Saturday, February 16, 2013

Megan Abbott, Heir to James Ellroy

The Song Is You and Bury Me Deep deserve a look


Ahhh...the Serie Noir
Megan Abbott
     Megan Abbott has written a number of novels, but The Song Is You and Bury Me Deep, based on actual cases, are significant examples of the neo-noir subgenre, i.e. works from the 1980s and after that refer to the noir literature and films from the 1930 – 1955 era.  Dashiell Hammett invented the hard-boiled private eye thriller, as an American counterpart to the British cozy amateur/private detective puzzle mystery that Agatha Christie had perfected.  Raymond Chandler took the genre to the West Coast, where he refined it into something lyrical with an outwardly tough, but idealistically motivated, hero searching through the demi-monde before understanding the depth of corruption the rich
and powerful exercise.  John Huston, Howard Hawks and various less significant directors turned these books and others into starkly lit, popular movies that the French went nuts over critically because of the Existential subtext, terming the books ‘Serie Noir’ and the movies ‘Film Noir.”  

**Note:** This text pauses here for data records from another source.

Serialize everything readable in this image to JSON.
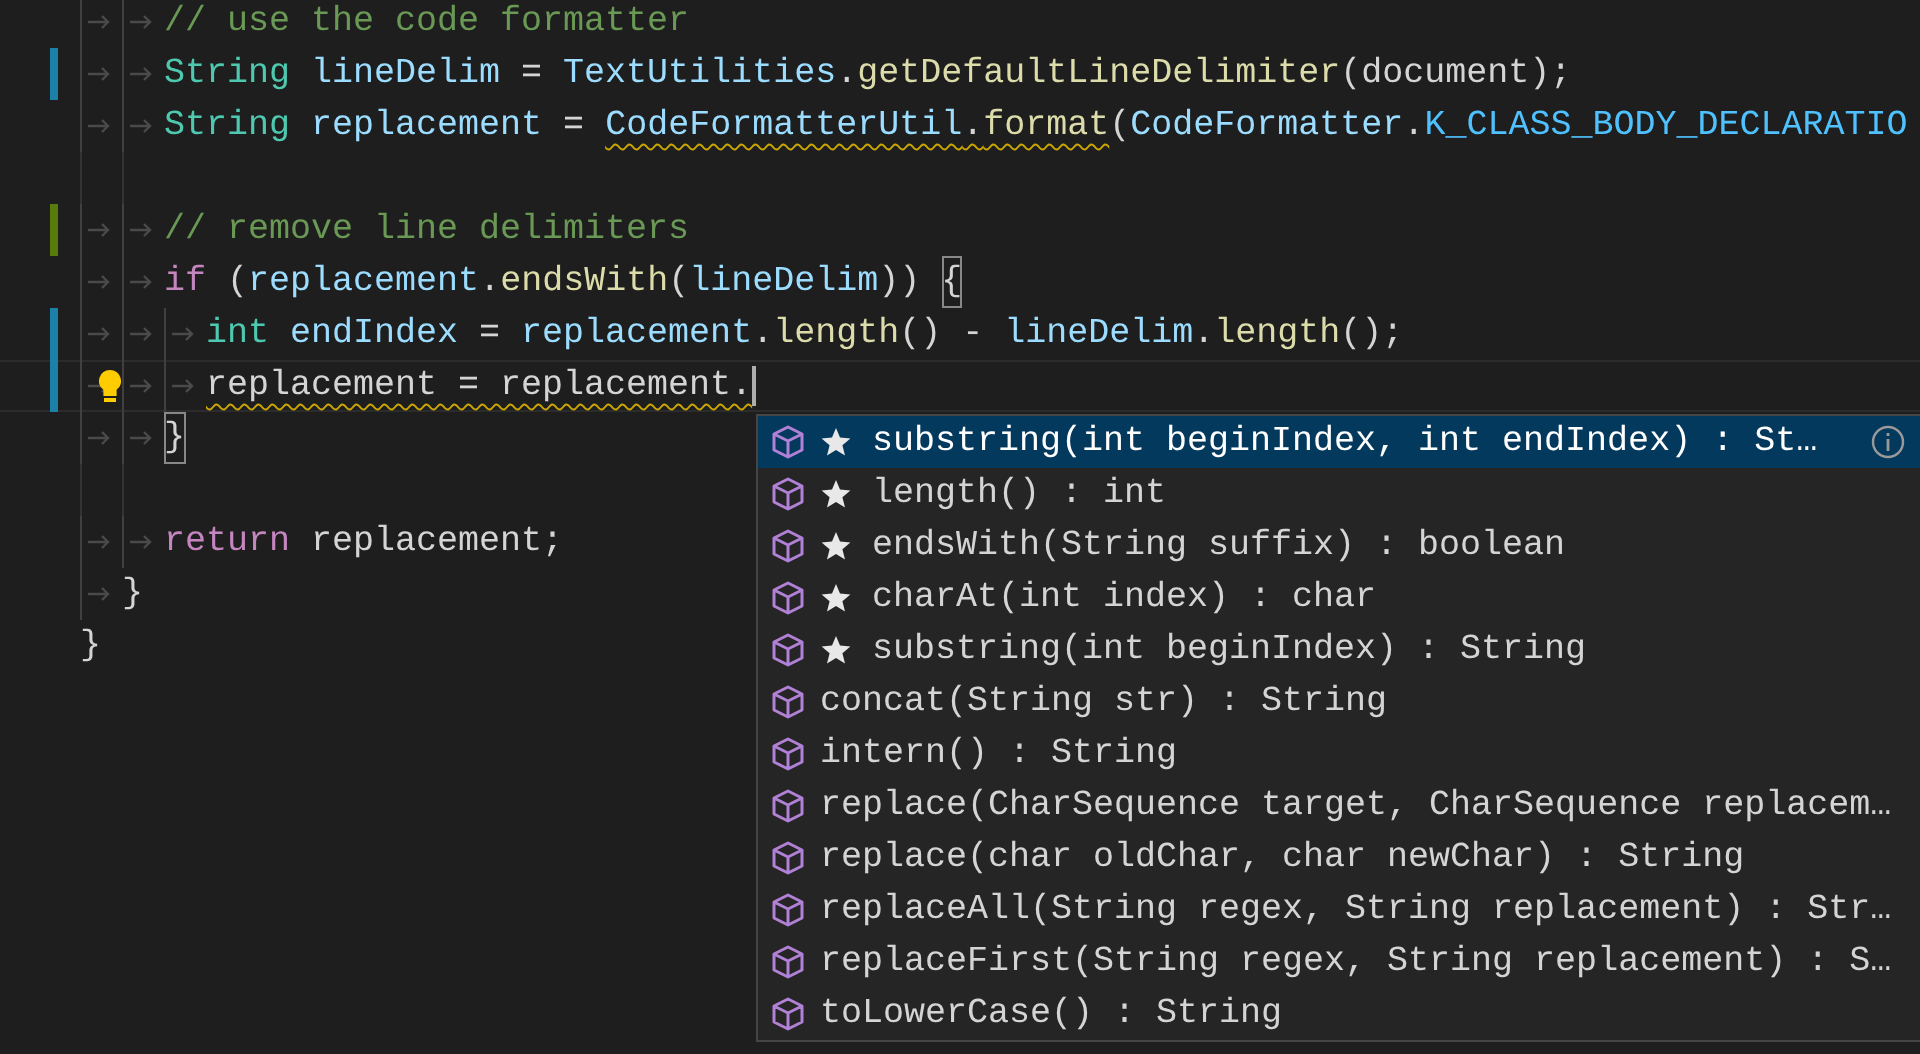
{
  "editor": {
    "lines": [
      {
        "kind": "block",
        "children": [
          {
            "kind": "block",
            "children": [
              {
                "kind": "code",
                "tokens": [
                  {
                    "text": "// use the code formatter",
                    "kind": "comment"
                  }
                ]
              },
              {
                "kind": "code",
                "color": "#1b81a8",
                "tokens": [
                  {
                    "text": "String ",
                    "kind": "type"
                  },
                  {
                    "text": "lineDelim",
                    "kind": "variable"
                  },
                  {
                    "text": " = ",
                    "kind": "plain"
                  },
                  {
                    "text": "TextUtilities",
                    "kind": "variable"
                  },
                  {
                    "text": ".",
                    "kind": "plain"
                  },
                  {
                    "text": "getDefaultLineDelimiter",
                    "kind": "function"
                  },
                  {
                    "text": "(document);",
                    "kind": "plain"
                  }
                ]
              },
              {
                "kind": "code",
                "tokens": [
                  {
                    "text": "String ",
                    "kind": "type"
                  },
                  {
                    "text": "replacement",
                    "kind": "variable"
                  },
                  {
                    "text": " = ",
                    "kind": "plain"
                  },
                  {
                    "text": "CodeFormatterUtil",
                    "kind": "variable",
                    "warning": true
                  },
                  {
                    "text": ".",
                    "kind": "plain",
                    "warning": true
                  },
                  {
                    "text": "format",
                    "kind": "function",
                    "warning": true
                  },
                  {
                    "text": "(",
                    "kind": "plain"
                  },
                  {
                    "text": "CodeFormatter",
                    "kind": "variable"
                  },
                  {
                    "text": ".",
                    "kind": "plain"
                  },
                  {
                    "text": "K_CLASS_BODY_DECLARATIO",
                    "kind": "constant"
                  }
                ]
              },
              {
                "kind": "blank"
              },
              {
                "kind": "code",
                "color": "#587c0c",
                "tokens": [
                  {
                    "text": "// remove line delimiters",
                    "kind": "comment"
                  }
                ]
              },
              {
                "kind": "code",
                "tokens": [
                  {
                    "text": "if",
                    "kind": "keyword"
                  },
                  {
                    "text": " (",
                    "kind": "plain"
                  },
                  {
                    "text": "replacement",
                    "kind": "variable"
                  },
                  {
                    "text": ".",
                    "kind": "plain"
                  },
                  {
                    "text": "endsWith",
                    "kind": "function"
                  },
                  {
                    "text": "(",
                    "kind": "plain"
                  },
                  {
                    "text": "lineDelim",
                    "kind": "variable"
                  },
                  {
                    "text": ")) ",
                    "kind": "plain"
                  },
                  {
                    "text": "{",
                    "kind": "plain",
                    "bracket_match": true
                  }
                ],
                "children": [
                  {
                    "kind": "code",
                    "color": "#1b81a8",
                    "tokens": [
                      {
                        "text": "int ",
                        "kind": "type"
                      },
                      {
                        "text": "endIndex",
                        "kind": "variable"
                      },
                      {
                        "text": " = ",
                        "kind": "plain"
                      },
                      {
                        "text": "replacement",
                        "kind": "variable"
                      },
                      {
                        "text": ".",
                        "kind": "plain"
                      },
                      {
                        "text": "length",
                        "kind": "function"
                      },
                      {
                        "text": "() - ",
                        "kind": "plain"
                      },
                      {
                        "text": "lineDelim",
                        "kind": "variable"
                      },
                      {
                        "text": ".",
                        "kind": "plain"
                      },
                      {
                        "text": "length",
                        "kind": "function"
                      },
                      {
                        "text": "();",
                        "kind": "plain"
                      }
                    ]
                  },
                  {
                    "kind": "code",
                    "color": "#1b81a8",
                    "lightbulb": true,
                    "current": true,
                    "tokens": [
                      {
                        "text": "replacement = replacement.",
                        "kind": "plain",
                        "warning": true
                      }
                    ]
                  }
                ]
              },
              {
                "kind": "code",
                "tokens": [
                  {
                    "text": "}",
                    "kind": "plain",
                    "bracket_match": true
                  }
                ]
              },
              {
                "kind": "blank"
              },
              {
                "kind": "code",
                "tokens": [
                  {
                    "text": "return",
                    "kind": "keyword"
                  },
                  {
                    "text": " replacement;",
                    "kind": "plain"
                  }
                ]
              }
            ]
          },
          {
            "kind": "code",
            "tokens": [
              {
                "text": "}",
                "kind": "plain"
              }
            ]
          }
        ]
      },
      {
        "kind": "code",
        "tokens": [
          {
            "text": "}",
            "kind": "plain"
          }
        ]
      },
      {
        "kind": "blank"
      }
    ]
  },
  "suggestions": [
    {
      "label": "substring(int beginIndex, int endIndex) : St…",
      "starred": true,
      "selected": true
    },
    {
      "label": "length() : int",
      "starred": true,
      "selected": false
    },
    {
      "label": "endsWith(String suffix) : boolean",
      "starred": true,
      "selected": false
    },
    {
      "label": "charAt(int index) : char",
      "starred": true,
      "selected": false
    },
    {
      "label": "substring(int beginIndex) : String",
      "starred": true,
      "selected": false
    },
    {
      "label": "concat(String str) : String",
      "starred": false,
      "selected": false
    },
    {
      "label": "intern() : String",
      "starred": false,
      "selected": false
    },
    {
      "label": "replace(CharSequence target, CharSequence replacem…",
      "starred": false,
      "selected": false
    },
    {
      "label": "replace(char oldChar, char newChar) : String",
      "starred": false,
      "selected": false
    },
    {
      "label": "replaceAll(String regex, String replacement) : Str…",
      "starred": false,
      "selected": false
    },
    {
      "label": "replaceFirst(String regex, String replacement) : S…",
      "starred": false,
      "selected": false
    },
    {
      "label": "toLowerCase() : String",
      "starred": false,
      "selected": false
    }
  ]
}
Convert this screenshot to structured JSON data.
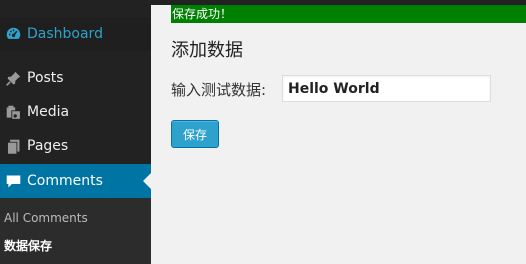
{
  "sidebar": {
    "items": [
      {
        "label": "Dashboard",
        "icon": "dashboard-icon"
      },
      {
        "label": "Posts",
        "icon": "pin-icon"
      },
      {
        "label": "Media",
        "icon": "media-icon"
      },
      {
        "label": "Pages",
        "icon": "pages-icon"
      },
      {
        "label": "Comments",
        "icon": "comment-icon"
      }
    ],
    "submenu": [
      {
        "label": "All Comments"
      },
      {
        "label": "数据保存"
      }
    ]
  },
  "notice": {
    "text": "保存成功！"
  },
  "main": {
    "title": "添加数据",
    "field_label": "输入测试数据:",
    "field_value": "Hello World",
    "save_label": "保存"
  },
  "colors": {
    "sidebar_bg": "#222222",
    "active_bg": "#0074a2",
    "dashboard_text": "#2ea2cc",
    "notice_bg": "#008000",
    "button_bg": "#2ea2cc"
  }
}
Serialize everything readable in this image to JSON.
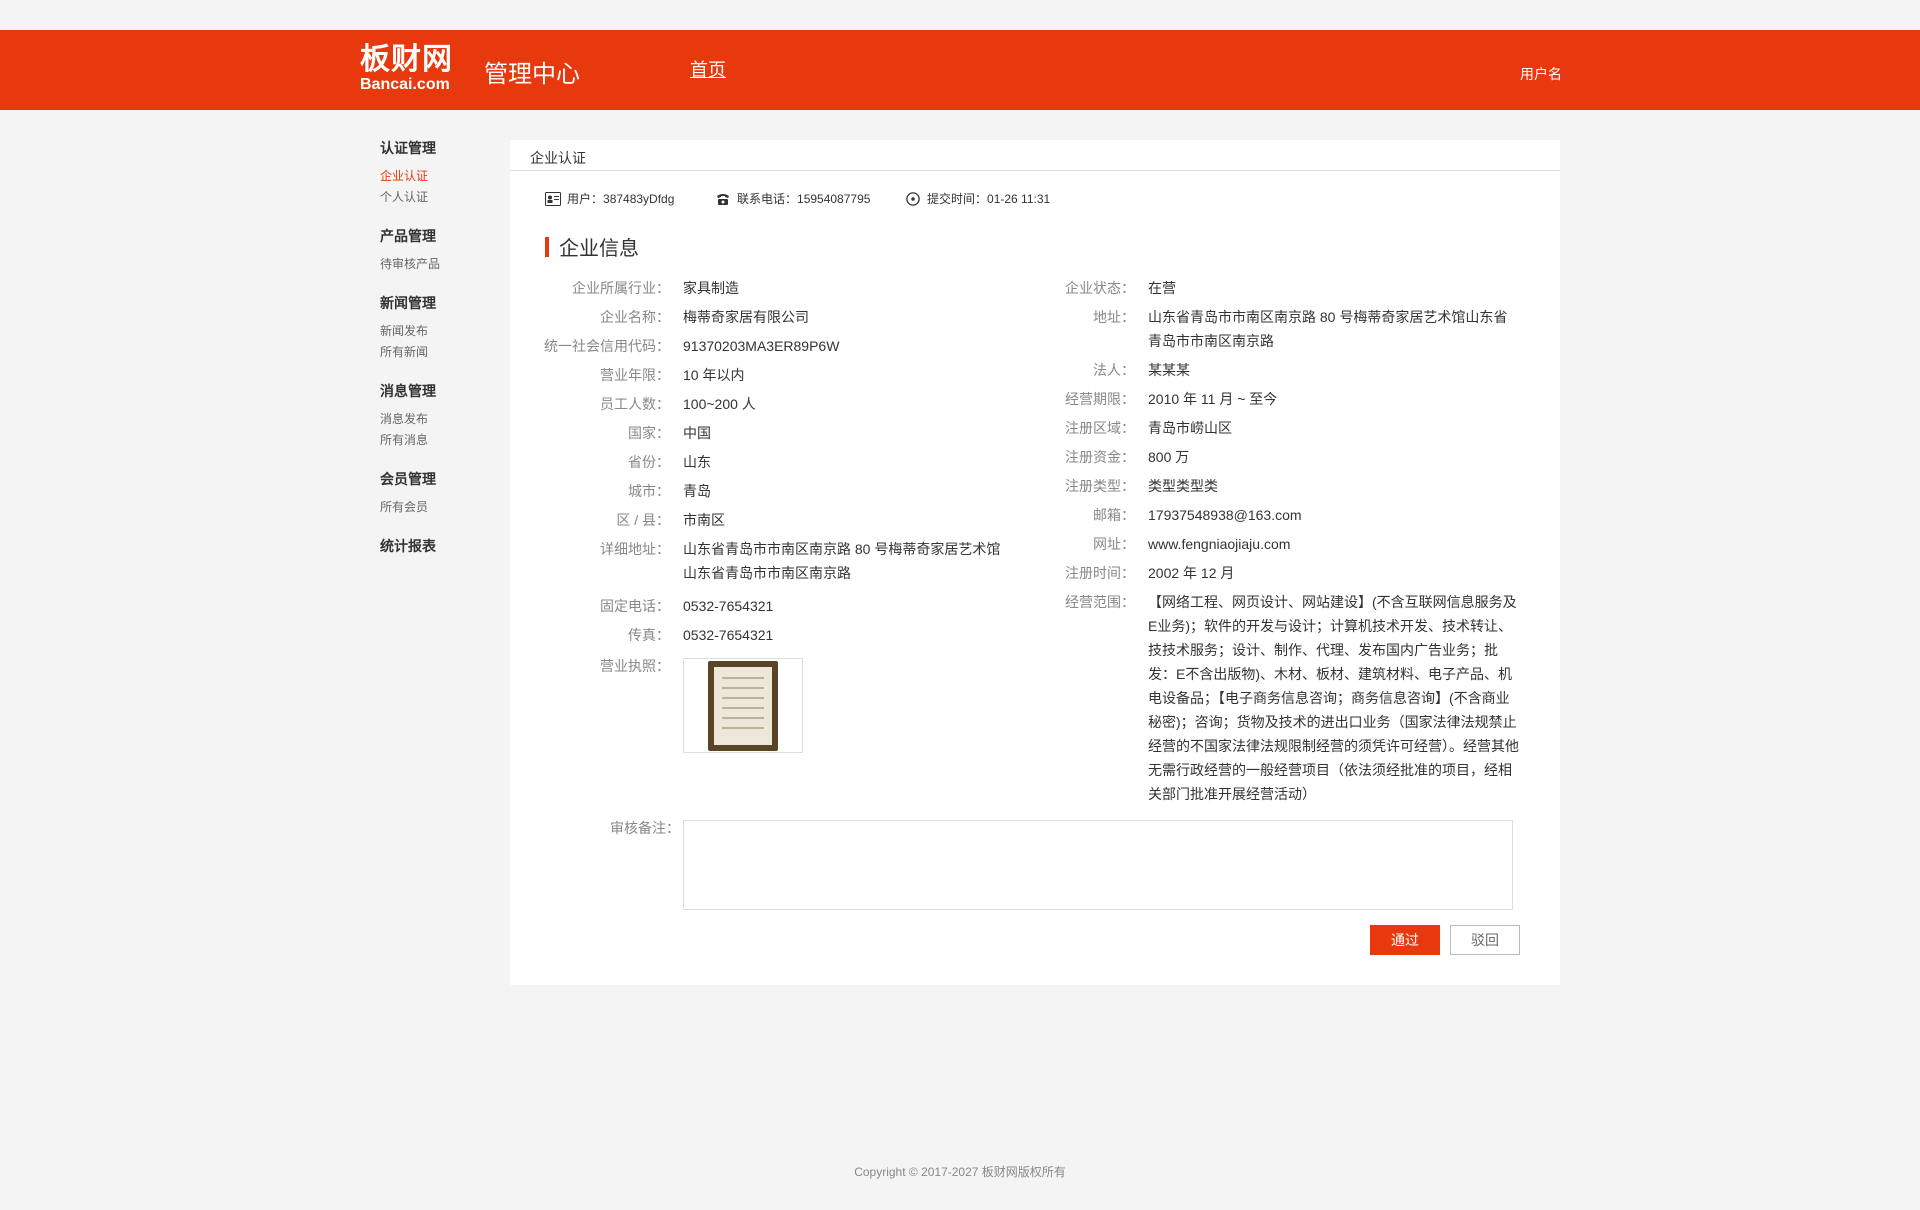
{
  "header": {
    "logo_cn": "板财网",
    "logo_en": "Bancai.com",
    "title": "管理中心",
    "nav_home": "首页",
    "username": "用户名"
  },
  "sidebar": {
    "groups": [
      {
        "title": "认证管理",
        "items": [
          "企业认证",
          "个人认证"
        ]
      },
      {
        "title": "产品管理",
        "items": [
          "待审核产品"
        ]
      },
      {
        "title": "新闻管理",
        "items": [
          "新闻发布",
          "所有新闻"
        ]
      },
      {
        "title": "消息管理",
        "items": [
          "消息发布",
          "所有消息"
        ]
      },
      {
        "title": "会员管理",
        "items": [
          "所有会员"
        ]
      },
      {
        "title": "统计报表",
        "items": []
      }
    ],
    "active_item": "企业认证"
  },
  "panel": {
    "tab": "企业认证",
    "user_label": "用户：",
    "user_value": "387483yDfdg",
    "phone_label": "联系电话：",
    "phone_value": "15954087795",
    "time_label": "提交时间：",
    "time_value": "01-26  11:31",
    "section_title": "企业信息"
  },
  "left_fields": [
    {
      "label": "企业所属行业：",
      "value": "家具制造"
    },
    {
      "label": "企业名称：",
      "value": "梅蒂奇家居有限公司"
    },
    {
      "label": "统一社会信用代码：",
      "value": "91370203MA3ER89P6W"
    },
    {
      "label": "营业年限：",
      "value": "10 年以内"
    },
    {
      "label": "员工人数：",
      "value": "100~200 人"
    },
    {
      "label": "国家：",
      "value": "中国"
    },
    {
      "label": "省份：",
      "value": "山东"
    },
    {
      "label": "城市：",
      "value": "青岛"
    },
    {
      "label": "区 / 县：",
      "value": "市南区"
    },
    {
      "label": "详细地址：",
      "value": "山东省青岛市市南区南京路 80 号梅蒂奇家居艺术馆山东省青岛市市南区南京路"
    },
    {
      "label": "固定电话：",
      "value": "0532-7654321"
    },
    {
      "label": "传真：",
      "value": "0532-7654321"
    },
    {
      "label": "营业执照：",
      "value": ""
    }
  ],
  "right_fields": [
    {
      "label": "企业状态：",
      "value": "在营"
    },
    {
      "label": "地址：",
      "value": "山东省青岛市市南区南京路 80 号梅蒂奇家居艺术馆山东省青岛市市南区南京路"
    },
    {
      "label": "法人：",
      "value": "某某某"
    },
    {
      "label": "经营期限：",
      "value": "2010 年 11 月 ~ 至今"
    },
    {
      "label": "注册区域：",
      "value": "青岛市崂山区"
    },
    {
      "label": "注册资金：",
      "value": "800 万"
    },
    {
      "label": "注册类型：",
      "value": "类型类型类"
    },
    {
      "label": "邮箱：",
      "value": "17937548938@163.com"
    },
    {
      "label": "网址：",
      "value": "www.fengniaojiaju.com"
    },
    {
      "label": "注册时间：",
      "value": "2002 年 12 月"
    },
    {
      "label": "经营范围：",
      "value": "【网络工程、网页设计、网站建设】(不含互联网信息服务及E业务)；软件的开发与设计；计算机技术开发、技术转让、技技术服务；设计、制作、代理、发布国内广告业务；批发：E不含出版物)、木材、板材、建筑材料、电子产品、机电设备品；【电子商务信息咨询；商务信息咨询】(不含商业秘密)；咨询；货物及技术的进出口业务（国家法律法规禁止经营的不国家法律法规限制经营的须凭许可经营）。经营其他无需行政经营的一般经营项目（依法须经批准的项目，经相关部门批准开展经营活动）"
    }
  ],
  "review": {
    "label": "审核备注：",
    "placeholder": "",
    "pass_button": "通过",
    "reject_button": "驳回"
  },
  "footer": "Copyright © 2017-2027  板财网版权所有",
  "colors": {
    "brand": "#e8380d",
    "label": "#888888",
    "text": "#333333",
    "border": "#dddddd"
  }
}
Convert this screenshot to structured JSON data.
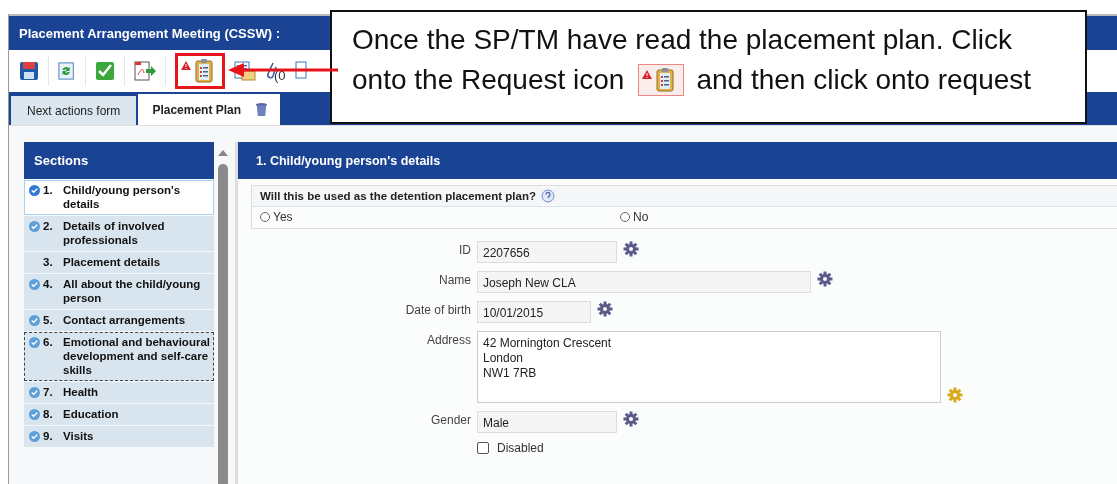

     The Song Is You takes bit player’s Jean Spangler’s 1949 disappearance as a jumping off point for an exploration of La La Land’s corruption of characters who came from other regions and upturned their naïve dreams.  Abbott’s hero, Gil Hopkins, is a studio flack with a major drinking problem and a marriage that he busted up.  The Hollywood studio’s power is compared to that of the gangsters providing various nefarious services to movie stars and others.  The scenes between Hopkins and real-life party girl starlet Barbara Payton possess an authentic ring and are very funny.  There is poignancy in Hopkins being his own worst enemy and his inability to succeed simultaneously in his professional and private lives.  The solution to the mystery is a little startling, though it also reminded me a little of the tone of The Black Dahlia.

James Ellroy
     That reference brings me to James Ellroy, who wrote a blurb for Abbott, and is obviously her forebear.  His great L.A. Quartet – the best works being The Big Nowhere and L.A. Confidential – really pulls apart the glamour of Hollywood to examine the sleaze that is inextricable from the talent that is its core.  The ideological connections between Mickey Cohen’s West Coast Mob, the corrupt LAPD and LA County Sheriffs, and the Hollywood studios are manifested through multiple storylines, dozens of characters, and a rat-a-tat-tat style that is, at times, shockingly profane.  I couldn’t recommend them to friends without the caveat that they could get raunchy.  






     Bury Me Deep looks deeply into the Winnie Ruth Judd (The Trunk Murderess) case in Phoenix.  In reality, it was extremely lurid since two best friends were dismembered and their bodies packed into trunks and sent by railroad to L.A.  It screams tabloid and it’s surprising that it wasn’t somehow worked into the first season of American Horror Story.  However, Abbott presents female consciousness with sensitivity and refrains from detailing the seamier elements of the story, though they are more than merely suggested.

     I can imagine movies made from either of Abbott’s books described here.   Curtis Hanson directed the wonderful movie version of L.A. Confidential, but trimmed one bizarre, faux-Walt Disney storyline and a number of characters as well as turning the book’s jazzy style into a visual symphony.  Brian De Palma could not find an equivalent method in transforming Ellroy’s The Black Dahlia, though he was hobbled by Josh Friedman’s dreary script that chopped apart the book’s whole plot and threw out the best parts.  Would Kathryn Bigelow or John Dahl consider directing a movie from one of Abbott’s novels since she’s written six?